First, convert the dimensions into meters to use consistent units. Start with the length given in yards and width in inches. The length is \(66\frac{2}{3}\) yards. Convert this to inches by multiplying by the inches in a yard: \(66\frac{2}{3} \times 36 = 2400\) inches. Then convert inches to centimeters: \(2400 \times 2.54 = 6096\) cm, which is 60.96 m. The width is already in inches, so convert inches to centimeters: \(12 \times 2.54 = 30.48\) cm, which is 0.3048 m.
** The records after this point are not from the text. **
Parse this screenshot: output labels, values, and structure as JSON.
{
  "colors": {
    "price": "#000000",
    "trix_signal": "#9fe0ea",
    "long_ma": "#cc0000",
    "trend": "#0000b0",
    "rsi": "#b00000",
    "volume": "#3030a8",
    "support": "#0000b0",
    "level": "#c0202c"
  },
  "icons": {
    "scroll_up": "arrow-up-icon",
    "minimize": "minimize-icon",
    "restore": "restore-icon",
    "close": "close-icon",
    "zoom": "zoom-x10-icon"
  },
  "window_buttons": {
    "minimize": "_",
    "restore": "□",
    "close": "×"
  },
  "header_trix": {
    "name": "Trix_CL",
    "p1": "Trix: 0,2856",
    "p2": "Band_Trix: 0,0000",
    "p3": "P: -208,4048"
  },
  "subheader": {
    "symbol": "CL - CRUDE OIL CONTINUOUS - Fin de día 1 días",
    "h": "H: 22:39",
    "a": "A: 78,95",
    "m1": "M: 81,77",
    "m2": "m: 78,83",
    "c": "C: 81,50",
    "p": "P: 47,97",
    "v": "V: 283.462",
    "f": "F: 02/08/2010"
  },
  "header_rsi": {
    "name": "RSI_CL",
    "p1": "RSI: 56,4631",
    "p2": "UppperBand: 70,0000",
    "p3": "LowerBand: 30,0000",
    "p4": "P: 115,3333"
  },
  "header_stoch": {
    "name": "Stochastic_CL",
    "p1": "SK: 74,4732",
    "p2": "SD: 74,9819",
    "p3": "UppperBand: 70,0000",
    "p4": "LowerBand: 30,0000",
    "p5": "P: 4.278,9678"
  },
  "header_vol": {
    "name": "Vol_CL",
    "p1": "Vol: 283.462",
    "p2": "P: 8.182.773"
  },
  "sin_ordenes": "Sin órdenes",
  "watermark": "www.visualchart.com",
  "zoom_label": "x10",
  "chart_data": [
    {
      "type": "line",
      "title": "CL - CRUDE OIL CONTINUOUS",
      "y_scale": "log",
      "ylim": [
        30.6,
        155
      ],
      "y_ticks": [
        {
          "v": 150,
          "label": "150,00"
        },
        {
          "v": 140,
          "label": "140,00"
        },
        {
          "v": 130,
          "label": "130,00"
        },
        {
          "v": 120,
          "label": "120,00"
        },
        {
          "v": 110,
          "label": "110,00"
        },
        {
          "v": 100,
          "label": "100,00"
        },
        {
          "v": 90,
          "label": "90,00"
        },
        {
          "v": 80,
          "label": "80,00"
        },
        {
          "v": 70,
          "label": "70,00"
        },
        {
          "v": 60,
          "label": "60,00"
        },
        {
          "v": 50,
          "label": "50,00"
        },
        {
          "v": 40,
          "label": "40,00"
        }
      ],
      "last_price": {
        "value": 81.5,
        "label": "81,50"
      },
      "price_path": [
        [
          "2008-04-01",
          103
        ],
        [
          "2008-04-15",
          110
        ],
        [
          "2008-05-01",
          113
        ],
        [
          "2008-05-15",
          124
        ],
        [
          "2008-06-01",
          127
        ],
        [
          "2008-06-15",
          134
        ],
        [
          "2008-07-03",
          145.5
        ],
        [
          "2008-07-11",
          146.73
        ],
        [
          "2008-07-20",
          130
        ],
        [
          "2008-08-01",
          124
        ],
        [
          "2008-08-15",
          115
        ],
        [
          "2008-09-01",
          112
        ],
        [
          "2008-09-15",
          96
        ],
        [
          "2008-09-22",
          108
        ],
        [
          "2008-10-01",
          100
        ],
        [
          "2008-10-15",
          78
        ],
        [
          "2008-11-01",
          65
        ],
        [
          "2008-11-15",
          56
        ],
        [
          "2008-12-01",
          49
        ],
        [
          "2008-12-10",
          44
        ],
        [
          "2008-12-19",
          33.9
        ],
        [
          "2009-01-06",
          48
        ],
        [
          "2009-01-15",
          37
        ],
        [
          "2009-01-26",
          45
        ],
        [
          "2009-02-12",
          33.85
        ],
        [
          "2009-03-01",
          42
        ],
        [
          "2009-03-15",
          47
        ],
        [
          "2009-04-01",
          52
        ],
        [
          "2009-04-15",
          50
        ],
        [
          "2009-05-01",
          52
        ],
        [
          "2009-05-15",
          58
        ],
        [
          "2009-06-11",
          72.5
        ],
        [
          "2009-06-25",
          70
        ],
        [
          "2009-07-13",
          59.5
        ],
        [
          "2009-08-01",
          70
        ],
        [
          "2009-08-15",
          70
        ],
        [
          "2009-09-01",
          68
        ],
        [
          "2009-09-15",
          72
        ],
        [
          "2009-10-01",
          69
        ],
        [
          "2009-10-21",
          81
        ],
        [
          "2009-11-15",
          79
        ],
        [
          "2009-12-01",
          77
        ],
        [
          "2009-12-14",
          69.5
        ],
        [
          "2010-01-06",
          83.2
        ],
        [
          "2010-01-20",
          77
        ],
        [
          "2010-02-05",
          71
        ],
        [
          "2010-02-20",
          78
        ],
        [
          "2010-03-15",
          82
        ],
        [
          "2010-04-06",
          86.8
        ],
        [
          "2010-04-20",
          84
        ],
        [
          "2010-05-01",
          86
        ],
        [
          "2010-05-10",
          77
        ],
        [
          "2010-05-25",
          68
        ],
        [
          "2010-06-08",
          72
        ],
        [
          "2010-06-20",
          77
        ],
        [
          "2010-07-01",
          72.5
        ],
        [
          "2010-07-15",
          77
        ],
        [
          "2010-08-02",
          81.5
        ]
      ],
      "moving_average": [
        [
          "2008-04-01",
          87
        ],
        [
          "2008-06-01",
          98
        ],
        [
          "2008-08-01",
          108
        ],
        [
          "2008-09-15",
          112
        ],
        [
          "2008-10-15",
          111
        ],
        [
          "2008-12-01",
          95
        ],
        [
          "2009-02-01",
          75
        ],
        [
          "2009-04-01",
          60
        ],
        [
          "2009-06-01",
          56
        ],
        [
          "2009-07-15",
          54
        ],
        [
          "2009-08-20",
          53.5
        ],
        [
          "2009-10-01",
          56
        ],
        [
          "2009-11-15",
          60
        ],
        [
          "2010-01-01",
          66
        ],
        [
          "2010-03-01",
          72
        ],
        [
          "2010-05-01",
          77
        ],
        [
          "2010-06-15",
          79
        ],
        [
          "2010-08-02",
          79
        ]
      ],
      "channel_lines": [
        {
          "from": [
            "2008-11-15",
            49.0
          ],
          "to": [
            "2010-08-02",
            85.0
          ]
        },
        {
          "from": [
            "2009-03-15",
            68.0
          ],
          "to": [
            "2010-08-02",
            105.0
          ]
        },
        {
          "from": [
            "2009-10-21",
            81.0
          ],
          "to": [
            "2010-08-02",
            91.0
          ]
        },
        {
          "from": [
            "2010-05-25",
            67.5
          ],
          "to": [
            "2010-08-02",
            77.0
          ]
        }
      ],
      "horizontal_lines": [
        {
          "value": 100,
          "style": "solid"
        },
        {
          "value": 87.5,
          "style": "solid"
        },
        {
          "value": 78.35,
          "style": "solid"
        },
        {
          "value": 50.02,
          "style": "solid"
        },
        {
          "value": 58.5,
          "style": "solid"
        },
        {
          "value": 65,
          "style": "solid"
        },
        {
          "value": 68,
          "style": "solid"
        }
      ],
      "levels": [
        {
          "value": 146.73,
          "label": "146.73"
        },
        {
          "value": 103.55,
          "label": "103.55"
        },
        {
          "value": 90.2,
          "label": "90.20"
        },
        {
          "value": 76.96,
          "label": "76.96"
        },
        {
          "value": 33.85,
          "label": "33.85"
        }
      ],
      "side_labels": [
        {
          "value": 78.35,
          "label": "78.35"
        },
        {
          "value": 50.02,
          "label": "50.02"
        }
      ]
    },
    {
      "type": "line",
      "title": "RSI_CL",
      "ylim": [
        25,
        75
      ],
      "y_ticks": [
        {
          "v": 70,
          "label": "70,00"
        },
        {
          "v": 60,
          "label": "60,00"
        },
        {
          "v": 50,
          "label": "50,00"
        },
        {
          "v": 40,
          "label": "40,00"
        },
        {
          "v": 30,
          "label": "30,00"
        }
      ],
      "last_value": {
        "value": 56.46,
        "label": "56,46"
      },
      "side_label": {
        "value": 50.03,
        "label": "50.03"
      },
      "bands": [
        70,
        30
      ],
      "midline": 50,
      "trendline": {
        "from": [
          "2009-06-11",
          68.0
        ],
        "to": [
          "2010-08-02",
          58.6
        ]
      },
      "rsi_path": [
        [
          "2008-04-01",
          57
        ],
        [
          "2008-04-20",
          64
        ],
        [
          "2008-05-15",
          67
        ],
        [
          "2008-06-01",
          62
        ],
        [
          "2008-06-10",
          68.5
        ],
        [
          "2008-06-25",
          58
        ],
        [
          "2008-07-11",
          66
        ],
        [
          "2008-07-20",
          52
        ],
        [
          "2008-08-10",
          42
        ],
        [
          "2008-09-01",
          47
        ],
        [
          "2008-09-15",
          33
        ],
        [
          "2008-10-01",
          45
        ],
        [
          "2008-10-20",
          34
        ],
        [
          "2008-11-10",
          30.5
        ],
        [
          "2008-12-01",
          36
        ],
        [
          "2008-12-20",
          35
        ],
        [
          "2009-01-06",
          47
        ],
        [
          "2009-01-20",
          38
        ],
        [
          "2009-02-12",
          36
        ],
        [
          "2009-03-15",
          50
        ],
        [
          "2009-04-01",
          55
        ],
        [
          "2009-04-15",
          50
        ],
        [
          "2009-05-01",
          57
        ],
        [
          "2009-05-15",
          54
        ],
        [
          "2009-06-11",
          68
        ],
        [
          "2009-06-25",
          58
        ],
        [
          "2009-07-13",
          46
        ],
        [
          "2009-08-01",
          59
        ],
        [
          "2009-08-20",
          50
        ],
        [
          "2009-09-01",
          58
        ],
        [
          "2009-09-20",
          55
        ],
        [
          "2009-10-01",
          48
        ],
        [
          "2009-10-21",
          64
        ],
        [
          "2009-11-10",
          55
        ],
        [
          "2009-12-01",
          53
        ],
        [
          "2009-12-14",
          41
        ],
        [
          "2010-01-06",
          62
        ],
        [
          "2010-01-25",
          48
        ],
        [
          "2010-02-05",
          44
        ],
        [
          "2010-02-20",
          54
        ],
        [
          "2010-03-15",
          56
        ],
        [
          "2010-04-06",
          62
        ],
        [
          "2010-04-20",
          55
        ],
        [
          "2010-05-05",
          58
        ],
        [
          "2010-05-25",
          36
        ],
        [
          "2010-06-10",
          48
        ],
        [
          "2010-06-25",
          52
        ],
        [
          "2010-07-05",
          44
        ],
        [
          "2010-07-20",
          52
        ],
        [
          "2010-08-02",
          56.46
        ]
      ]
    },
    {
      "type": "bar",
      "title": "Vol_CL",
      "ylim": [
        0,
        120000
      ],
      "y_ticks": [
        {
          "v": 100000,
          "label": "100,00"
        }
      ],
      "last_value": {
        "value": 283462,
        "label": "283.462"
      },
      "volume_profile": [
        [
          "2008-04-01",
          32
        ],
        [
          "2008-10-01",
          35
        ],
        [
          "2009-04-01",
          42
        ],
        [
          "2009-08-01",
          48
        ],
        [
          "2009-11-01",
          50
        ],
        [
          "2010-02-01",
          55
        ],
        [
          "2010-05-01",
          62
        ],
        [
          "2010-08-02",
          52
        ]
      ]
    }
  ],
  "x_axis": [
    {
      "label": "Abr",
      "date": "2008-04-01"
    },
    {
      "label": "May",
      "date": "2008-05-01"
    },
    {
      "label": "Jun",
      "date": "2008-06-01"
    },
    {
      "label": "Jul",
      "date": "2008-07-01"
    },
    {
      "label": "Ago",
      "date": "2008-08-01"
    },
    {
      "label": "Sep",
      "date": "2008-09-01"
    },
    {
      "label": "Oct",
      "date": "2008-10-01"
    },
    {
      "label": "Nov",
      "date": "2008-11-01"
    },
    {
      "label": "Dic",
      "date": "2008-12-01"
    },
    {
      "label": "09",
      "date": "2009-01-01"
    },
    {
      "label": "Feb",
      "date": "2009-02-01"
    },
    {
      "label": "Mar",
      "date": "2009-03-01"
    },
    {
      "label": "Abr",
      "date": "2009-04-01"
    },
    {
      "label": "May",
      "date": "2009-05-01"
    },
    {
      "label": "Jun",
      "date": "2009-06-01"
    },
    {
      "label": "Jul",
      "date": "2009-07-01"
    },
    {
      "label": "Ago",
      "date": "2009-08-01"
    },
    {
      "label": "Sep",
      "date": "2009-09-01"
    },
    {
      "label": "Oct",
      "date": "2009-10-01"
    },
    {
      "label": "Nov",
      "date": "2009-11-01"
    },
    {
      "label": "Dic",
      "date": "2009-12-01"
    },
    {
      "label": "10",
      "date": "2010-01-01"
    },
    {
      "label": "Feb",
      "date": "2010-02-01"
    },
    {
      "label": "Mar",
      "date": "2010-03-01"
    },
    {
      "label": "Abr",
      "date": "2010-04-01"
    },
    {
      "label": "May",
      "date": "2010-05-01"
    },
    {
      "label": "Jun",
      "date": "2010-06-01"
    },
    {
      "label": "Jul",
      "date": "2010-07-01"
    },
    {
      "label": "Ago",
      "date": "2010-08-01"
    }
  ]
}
Use the mass-decimal density relation \( \text{Mass} = \text{Density} \times \text{Volume} \). The density of aluminum is \(2.7 \text{ g/cm}^3\) (or \(2700 \text{ kg/m}^3\) in SI units). Use the current given mass \(0.83 \text{ kg}\) and solve for \(\text{Volume} = \text{Mass} / \text{Density} = 0.83 / 2700 \). Calculate to find \(\text{Volume} \approx 0.0003074 \text{ m}^3\).

Find the area of the foil using the converted dimensions in square meters. The area \(A = \text{Length} \times \text{Width} = 60.96 \times 0.3048 = 18.572928 \text{ m}^2\).

Use the formula \( \text{Volume} = \text{Area} \times \text{Thickness} \) to solve for the thickness. Rearrange the equation: \( \text{Thickness} = \text{Volume} / \text{Area} \). Insert calculated values: \( \text{Thickness} = 0.0003074 / 18.572928 \). Compute to find \(\text{Thickness} \approx 0.0000165 \text{ m}\), which is 0.00165 cm.